After our stroll around the gallery we had lunch with our daughter and SIL at the gallery cafe and then returned to their apartment overlooking the sea.

Sunday, August 31, 2014


We flew to Sydney last week to visit our daughter, Carol and SIL, David. They have taken leave from work for four months to travel around the world. So we went to say goodbye and spend a few days enjoying their company. The weather was wet and cold but it didn't dampen our spirit.

 Carol took us to the Sydney Tram museum, knowing that her dad loves transport museums. The Bondi tram became famous as a saying was coined about it. He "shot through like a Bondi tram." Apparently, the tram picked up speed down the steep hill to the beach.

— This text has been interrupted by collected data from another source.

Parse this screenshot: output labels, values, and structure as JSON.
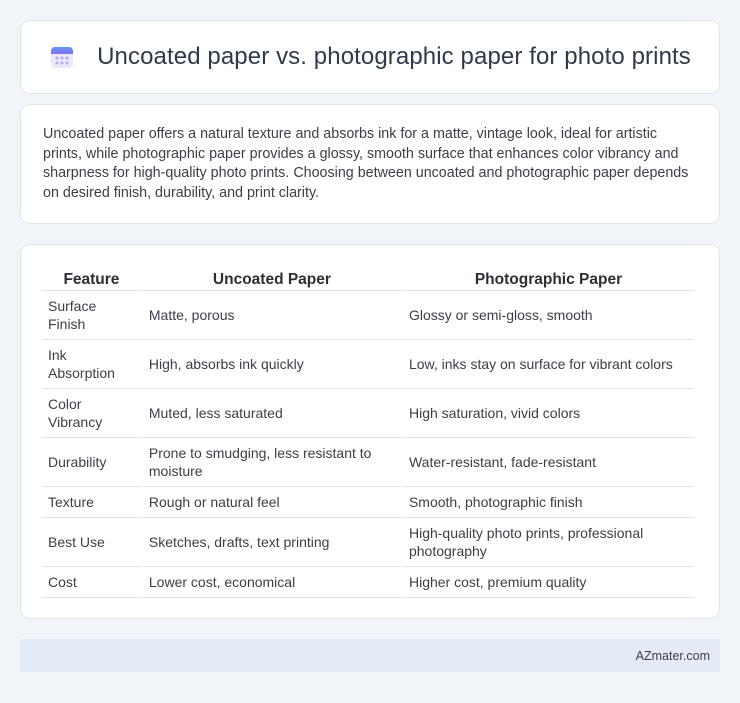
{
  "header": {
    "icon": "calendar-icon",
    "title": "Uncoated paper vs. photographic paper for photo prints"
  },
  "intro": {
    "text": "Uncoated paper offers a natural texture and absorbs ink for a matte, vintage look, ideal for artistic prints, while photographic paper provides a glossy, smooth surface that enhances color vibrancy and sharpness for high-quality photo prints. Choosing between uncoated and photographic paper depends on desired finish, durability, and print clarity."
  },
  "table": {
    "headers": [
      "Feature",
      "Uncoated Paper",
      "Photographic Paper"
    ],
    "rows": [
      [
        "Surface Finish",
        "Matte, porous",
        "Glossy or semi-gloss, smooth"
      ],
      [
        "Ink Absorption",
        "High, absorbs ink quickly",
        "Low, inks stay on surface for vibrant colors"
      ],
      [
        "Color Vibrancy",
        "Muted, less saturated",
        "High saturation, vivid colors"
      ],
      [
        "Durability",
        "Prone to smudging, less resistant to moisture",
        "Water-resistant, fade-resistant"
      ],
      [
        "Texture",
        "Rough or natural feel",
        "Smooth, photographic finish"
      ],
      [
        "Best Use",
        "Sketches, drafts, text printing",
        "High-quality photo prints, professional photography"
      ],
      [
        "Cost",
        "Lower cost, economical",
        "Higher cost, premium quality"
      ]
    ]
  },
  "footer": {
    "site": "AZmater.com"
  },
  "colors": {
    "background": "#f1f4f9",
    "card": "#ffffff",
    "footer_bar": "#e5ebf6",
    "icon_accent": "#7b6cf0"
  }
}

 We went for a ride on an old tram from Brisbane. This made TOH nostalgic as he used to ride the Brisbane trams in the 60's. Trams stopped running in Brisbane in 1969 but we wished they hadn't. The tram took us from Loftus to Sutherland and back to The Royal National Park. This was nostalgic for me because I used to live at Loftus and catch the train to school in Sutherland and to The Royal National Park on weekends.

 The museum is manned and maintained by volunteers.

After our fun trip we drove into Sutherland for lunch in a cafe right opposite my old school. The memories came flooding back.

Tuesday, August 26, 2014


Yesterday we went down to the Gold Coast to Rainbow Bay for a teachers' reunion at a friend's holiday unit. Our friends, Ann and George, have a unit on the 14th floor.
 The view was stunning.

 The surf was very good for board riders even though it is winter there were many riders in their wet suits. They either walk out on to the rocks and jump in or else they walk though a channel next to the rocks. This was a week day and we wondered how many of these riders should have been at work, but when the surf is up...........

 After the fabulous seafood lunch and the guests left we were asked to stay for a sleep over. So we were privy to the sunset.

 The next morning the surf board riders were out in force taking advantage of the waves whipped up by the wind. All the above shots were taken from the 14th floor.

But then we went for a walk to get a closer look at the crashing waves and the adventure seeking board riders. TOH stayed on the boardwalk while Ann, George and I walked along the sand. It was windy but when we rounded the headland we had to take off our sweaters.

 There were plenty of female board riders too.

I have been trying to get used to our little Canon G1X camera as it is smaller to take on vacation than my DSLR. I was pretty happy with today's practice.